Defect-induced optical and thermoelectric properties of cobalt doped ZnO nanostructures prepared through hydrothermal route.
Danish Arif, Sayyam Saleem Kiani, Rajwali Khan, Adeel Younas Abid, Kashif Safeen, Khalid M Alotaibi, Wiqar H Shah, Adnan Ali, Sufaid Shah, Wubshet Mekonnen Girma, Atta Ullah Shah, Akif Safeen
Abstract
Open AccessIn this paper, we studied the thermoelectric properties of hydrothermally produced cobalt (Co) doped zinc oxide (ZnO) nanoparticles with varying Co concentrations by correlating with optical defects.
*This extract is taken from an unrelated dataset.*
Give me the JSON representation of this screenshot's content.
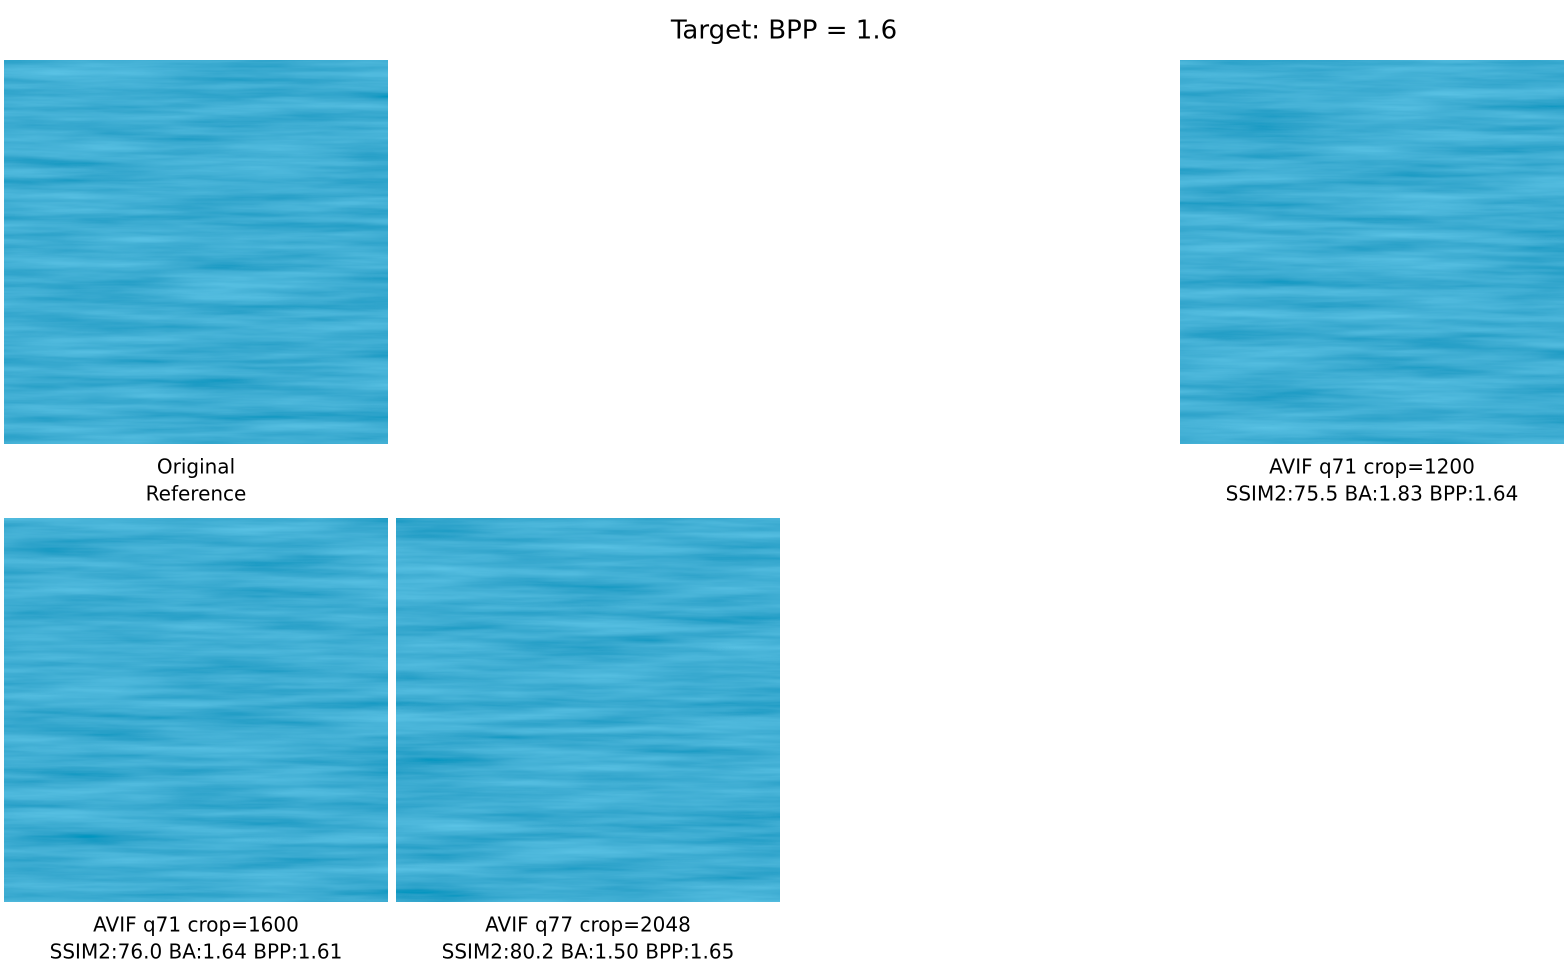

X-ray diffraction results verify the generation of ZnO with a well-defined hexagonal structure. whereas the existence of Zn, Co, and O elements is verified through energy-dispersive X-ray spectroscopy for all under-inspected samples. Photoluminescence spectroscopy reveals a strong emission peak around 380 nm in the ultraviolet region and a second peak at ~ 506 nm which exhibits a broad emission in the green band ascribed to oxygen vacancies. As the doping concentration increases, the UV near-band emissions are observed to be red-shifted with decreased PL intensity in comparison to pure ZnO. We found that electric conductivity and Seebeck coefficient are increased by increasing the cobalt concentration in ZnO. Our findings reveal that incorporating Co into ZnO enhances the Seebeck coefficient to an extreme value of ~ 160 µV/K and ZT of 0.1, which is directly associated with thermoelectric proficiency and oxygen vacancies are found to be primary factor for this enhancement consistent with photoluminescence analysis. The study, on the one hand, depicted that the incorporation of defects represents a good opportunity for improving thermoelectric properties and on the other hand could be useful in the context of atomic scale defect engineering for improving the performance of thermoelectric materials.